Databricks: statement_text Redaction Starting June 22, 2026
Starting June 22, 2026, the statement_text column in Databricks system.query.history returns Redacted for users who are not account admins or members of the databricks_pii_access account-level group. This is a security change to prevent non-admin users from reading full SQL query text in system tables.
Action required before the rollout completes: audit any workloads, dashboards, or automation that reads statement_text from system.query.history. If the service principal or user running those workloads is not in the databricks_pii_access group or an account admin role, they will start receiving Redacted values after the rollout. Update access grants or move the workflows to a principal with appropriate access before the change takes full effect across your regions.
FinOps and Cost Management: What June 2026 Means for Azure Spend
July 1 RI Deadline: This Is the Last Window
Everything covered in April and May about the Azure Reserved VM Instance retirement lands today. The three-step checklist for any team that has not yet acted:
- Step 1 – Portal check: Go to Azure portal, navigate to Reservations, filter by Virtual Machines, and identify any RI with a VM family in the affected list and an expiry date on or after July 1.
- Step 2 – Choose path: Trade in for Azure Savings Plan for Compute (submit via portal before midnight UTC June 30), purchase a new 1-year RI on the same affected series for a final term (also by midnight UTC June 30), or accept that VMs revert to pay-as-you-go when the RI expires.
- Step 3 – Verify the trade-in or purchase completed: Check Reservations status in the portal immediately after submission to confirm the transaction processed before the cutoff.
Do not assume the trade-in process is instant.
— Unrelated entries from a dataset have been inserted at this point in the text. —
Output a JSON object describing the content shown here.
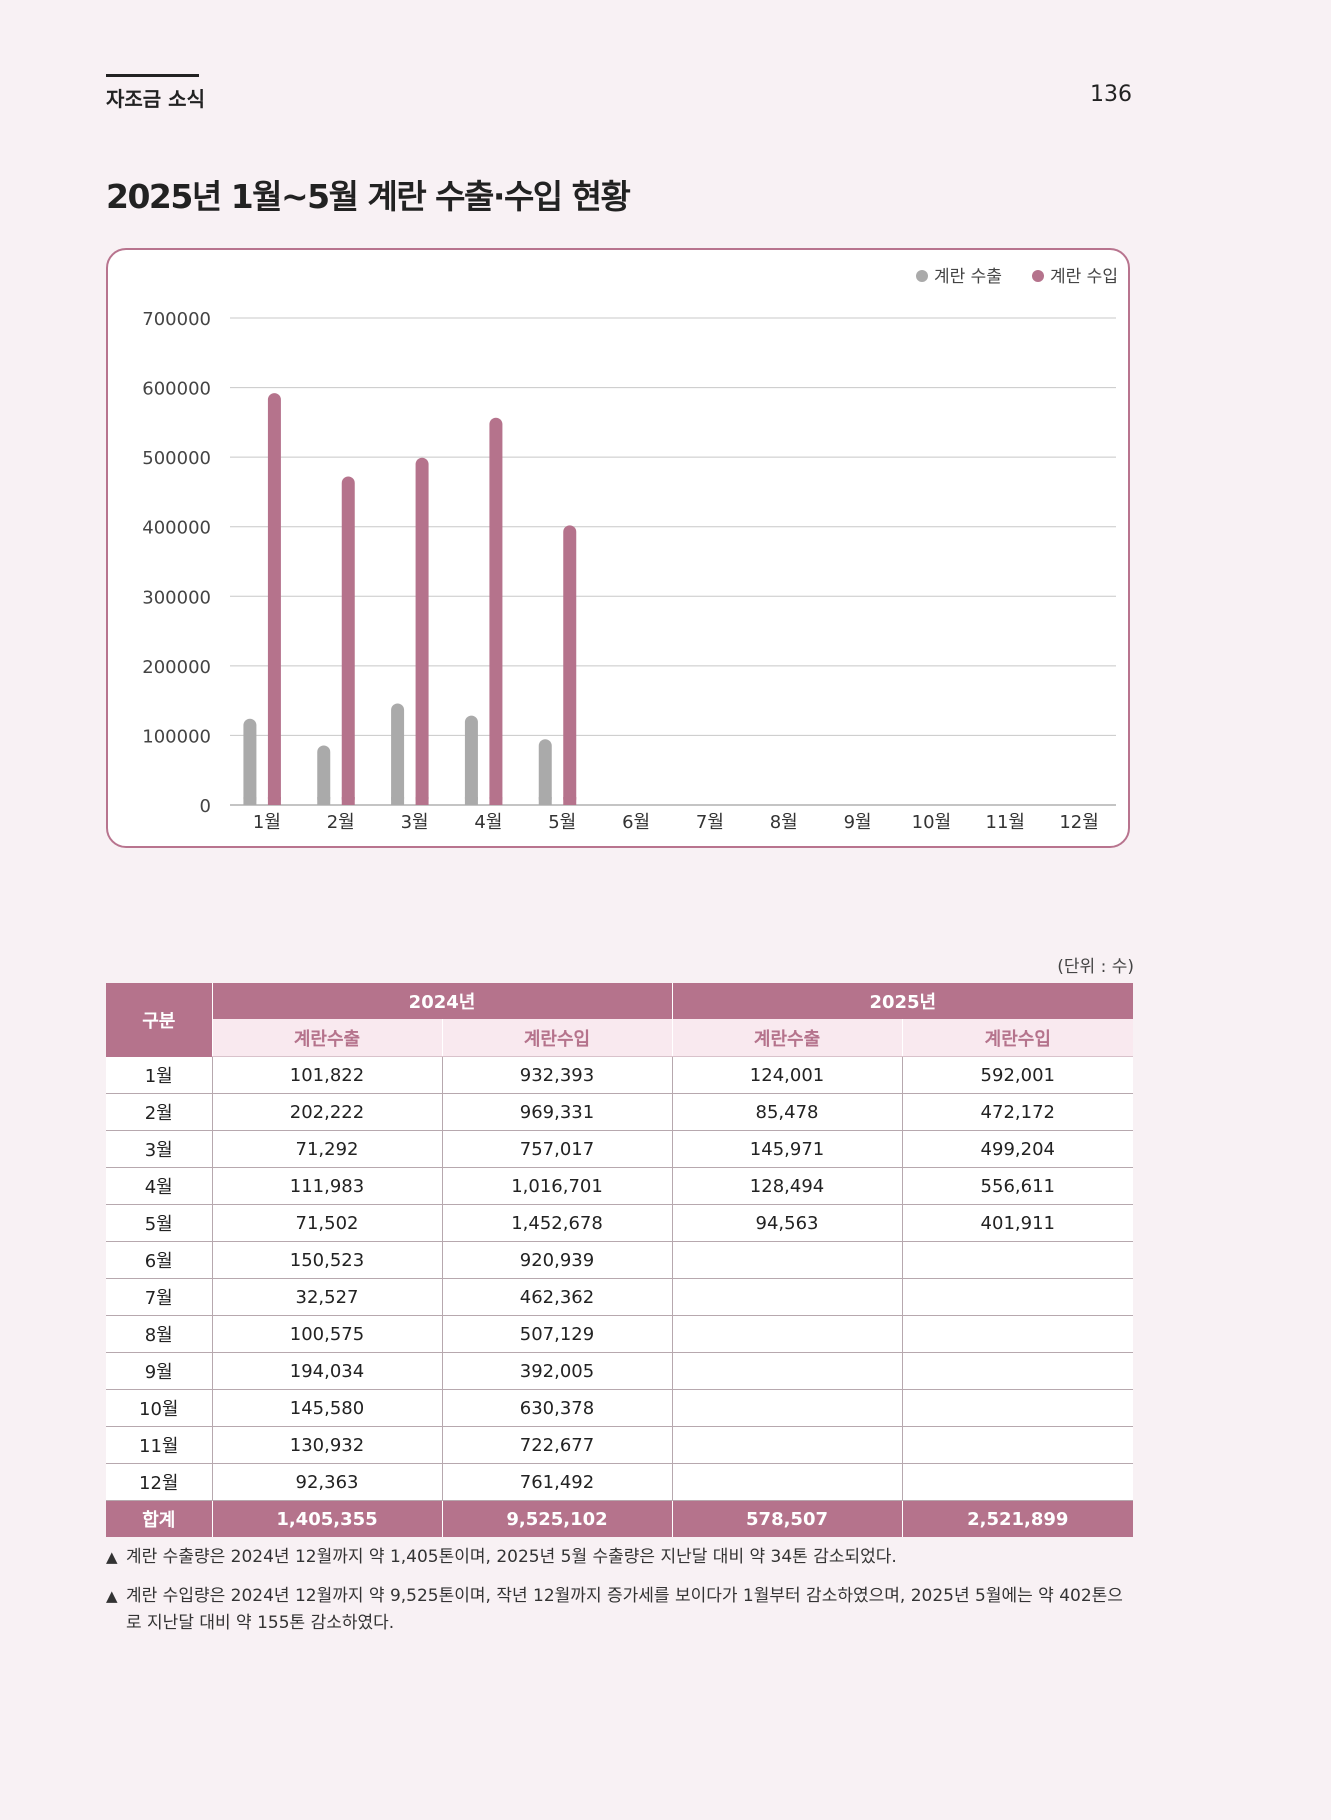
{
  "header": {
    "section_label": "자조금 소식",
    "page_number": "136"
  },
  "title": "2025년 1월~5월 계란 수출·수입 현황",
  "chart_data": {
    "type": "bar",
    "categories": [
      "1월",
      "2월",
      "3월",
      "4월",
      "5월",
      "6월",
      "7월",
      "8월",
      "9월",
      "10월",
      "11월",
      "12월"
    ],
    "series": [
      {
        "name": "계란 수출",
        "color": "#aaaaaa",
        "values": [
          124001,
          85478,
          145971,
          128494,
          94563,
          null,
          null,
          null,
          null,
          null,
          null,
          null
        ]
      },
      {
        "name": "계란 수입",
        "color": "#b5738c",
        "values": [
          592001,
          472172,
          499204,
          556611,
          401911,
          null,
          null,
          null,
          null,
          null,
          null,
          null
        ]
      }
    ],
    "ylim": [
      0,
      700000
    ],
    "yticks": [
      "700000",
      "600000",
      "500000",
      "400000",
      "300000",
      "200000",
      "100000",
      "0"
    ],
    "grid": true,
    "legend_position": "top-right"
  },
  "table": {
    "unit_note": "(단위 : 수)",
    "corner_label": "구분",
    "year_headers": [
      "2024년",
      "2025년"
    ],
    "sub_headers": [
      "계란수출",
      "계란수입",
      "계란수출",
      "계란수입"
    ],
    "rows": [
      {
        "label": "1월",
        "cells": [
          "101,822",
          "932,393",
          "124,001",
          "592,001"
        ]
      },
      {
        "label": "2월",
        "cells": [
          "202,222",
          "969,331",
          "85,478",
          "472,172"
        ]
      },
      {
        "label": "3월",
        "cells": [
          "71,292",
          "757,017",
          "145,971",
          "499,204"
        ]
      },
      {
        "label": "4월",
        "cells": [
          "111,983",
          "1,016,701",
          "128,494",
          "556,611"
        ]
      },
      {
        "label": "5월",
        "cells": [
          "71,502",
          "1,452,678",
          "94,563",
          "401,911"
        ]
      },
      {
        "label": "6월",
        "cells": [
          "150,523",
          "920,939",
          "",
          ""
        ]
      },
      {
        "label": "7월",
        "cells": [
          "32,527",
          "462,362",
          "",
          ""
        ]
      },
      {
        "label": "8월",
        "cells": [
          "100,575",
          "507,129",
          "",
          ""
        ]
      },
      {
        "label": "9월",
        "cells": [
          "194,034",
          "392,005",
          "",
          ""
        ]
      },
      {
        "label": "10월",
        "cells": [
          "145,580",
          "630,378",
          "",
          ""
        ]
      },
      {
        "label": "11월",
        "cells": [
          "130,932",
          "722,677",
          "",
          ""
        ]
      },
      {
        "label": "12월",
        "cells": [
          "92,363",
          "761,492",
          "",
          ""
        ]
      }
    ],
    "total": {
      "label": "합계",
      "cells": [
        "1,405,355",
        "9,525,102",
        "578,507",
        "2,521,899"
      ]
    }
  },
  "notes": [
    "계란 수출량은 2024년 12월까지 약 1,405톤이며, 2025년 5월 수출량은 지난달 대비 약 34톤 감소되었다.",
    "계란 수입량은 2024년 12월까지 약 9,525톤이며, 작년 12월까지 증가세를 보이다가 1월부터 감소하였으며, 2025년 5월에는 약 402톤으로 지난달 대비 약 155톤 감소하였다."
  ],
  "note_marker": "▲"
}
Submit with at least two hours of buffer before the midnight UTC cutoff.
Azure HorizonDB and Database Commitment Strategy
Azure HorizonDB public preview introduces a new PostgreSQL-compatible database tier that has different pricing from Azure Database for PostgreSQL Flexible Server. Teams that are planning database commitment purchases should not assume that existing Azure Database for PostgreSQL Savings Plans or Reserved Instances cover HorizonDB instances during preview.
The full guide to Azure Database Savings Plans coverage across Azure SQL, PostgreSQL, Cosmos DB, and other engines – including which services qualify and when Savings Plans outperform Reserved Instances – is on Usage.ai: Azure Database Savings Plans.
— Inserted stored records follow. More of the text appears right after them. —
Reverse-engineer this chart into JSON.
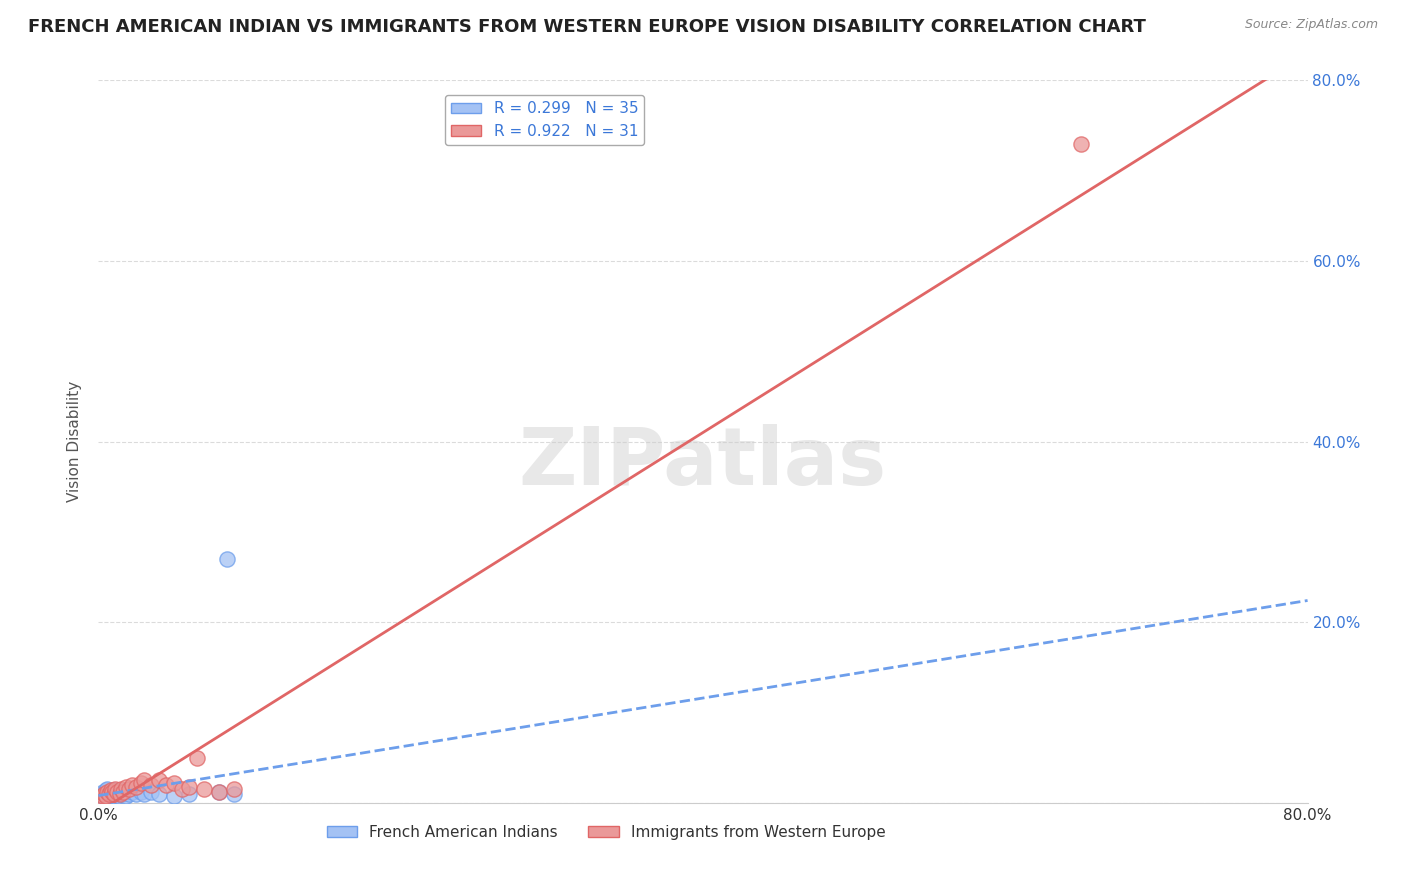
{
  "title": "FRENCH AMERICAN INDIAN VS IMMIGRANTS FROM WESTERN EUROPE VISION DISABILITY CORRELATION CHART",
  "source": "Source: ZipAtlas.com",
  "ylabel": "Vision Disability",
  "watermark": "ZIPatlas",
  "xlim": [
    0,
    0.8
  ],
  "ylim": [
    0,
    0.8
  ],
  "series1_name": "French American Indians",
  "series1_R": 0.299,
  "series1_N": 35,
  "series1_color": "#a4c2f4",
  "series1_edge": "#6d9eeb",
  "series2_name": "Immigrants from Western Europe",
  "series2_R": 0.922,
  "series2_N": 31,
  "series2_color": "#ea9999",
  "series2_edge": "#e06666",
  "blue_scatter_x": [
    0.002,
    0.003,
    0.003,
    0.004,
    0.004,
    0.005,
    0.005,
    0.006,
    0.006,
    0.007,
    0.007,
    0.008,
    0.009,
    0.01,
    0.01,
    0.011,
    0.012,
    0.013,
    0.014,
    0.015,
    0.016,
    0.017,
    0.018,
    0.02,
    0.022,
    0.025,
    0.028,
    0.03,
    0.035,
    0.04,
    0.05,
    0.06,
    0.08,
    0.085,
    0.09
  ],
  "blue_scatter_y": [
    0.005,
    0.008,
    0.012,
    0.006,
    0.01,
    0.008,
    0.014,
    0.01,
    0.015,
    0.008,
    0.012,
    0.01,
    0.012,
    0.008,
    0.014,
    0.01,
    0.012,
    0.008,
    0.01,
    0.012,
    0.01,
    0.014,
    0.008,
    0.01,
    0.012,
    0.01,
    0.012,
    0.01,
    0.012,
    0.01,
    0.008,
    0.01,
    0.012,
    0.27,
    0.01
  ],
  "pink_scatter_x": [
    0.002,
    0.003,
    0.004,
    0.005,
    0.006,
    0.007,
    0.008,
    0.009,
    0.01,
    0.011,
    0.012,
    0.014,
    0.015,
    0.016,
    0.018,
    0.02,
    0.022,
    0.025,
    0.028,
    0.03,
    0.035,
    0.04,
    0.045,
    0.05,
    0.055,
    0.06,
    0.065,
    0.07,
    0.08,
    0.09,
    0.65
  ],
  "pink_scatter_y": [
    0.005,
    0.008,
    0.01,
    0.008,
    0.012,
    0.01,
    0.014,
    0.012,
    0.01,
    0.015,
    0.012,
    0.01,
    0.015,
    0.012,
    0.018,
    0.015,
    0.02,
    0.018,
    0.022,
    0.025,
    0.02,
    0.025,
    0.02,
    0.022,
    0.015,
    0.018,
    0.05,
    0.015,
    0.012,
    0.015,
    0.73
  ],
  "trend_blue_intercept": 0.008,
  "trend_blue_slope": 0.27,
  "trend_pink_intercept": -0.01,
  "trend_pink_slope": 1.05,
  "background_color": "#ffffff",
  "grid_color": "#cccccc",
  "title_fontsize": 13,
  "label_fontsize": 11,
  "tick_fontsize": 11,
  "legend_fontsize": 11,
  "source_fontsize": 9
}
Azure Linux: Model the OS License Savings Before Migrating
Azure Linux at no licensing cost creates a cost reduction opportunity for any team running paid Linux distributions on Azure VMs. The migration analysis:
- Identify all Azure VMs running RHEL or SUSE with an OS license cost component on the Azure bill.
- Verify that Azure Linux supports the workload type and OS compatibility requirements for each VM.
- Model the monthly OS licensing cost eliminated per VM.
- Factor in migration testing and any application compatibility work.
For large fleets with hundreds of RHEL or SUSE VMs, the aggregate OS licensing removal can be material. This is separate from the Azure Hybrid Benefit calculation for Windows Server, which applies through a different mechanism.
Databricks Genie Billing: Act Before July 6
The Databricks Genie pay-as-you-go transition on July 6 is an underestimated cost change. Teams that enabled Genie for broad user access without usage controls will start incurring DBU charges per user beyond 150 DBUs per month. Create per-user and per-group spending limits in Databricks Cost Management before July 6.
Configure email alerts at the 80% threshold of the free allowance to catch usage before it bills. Any user consistently above 150 DBUs per month should be identified now and the business case for their usage evaluated before billing starts.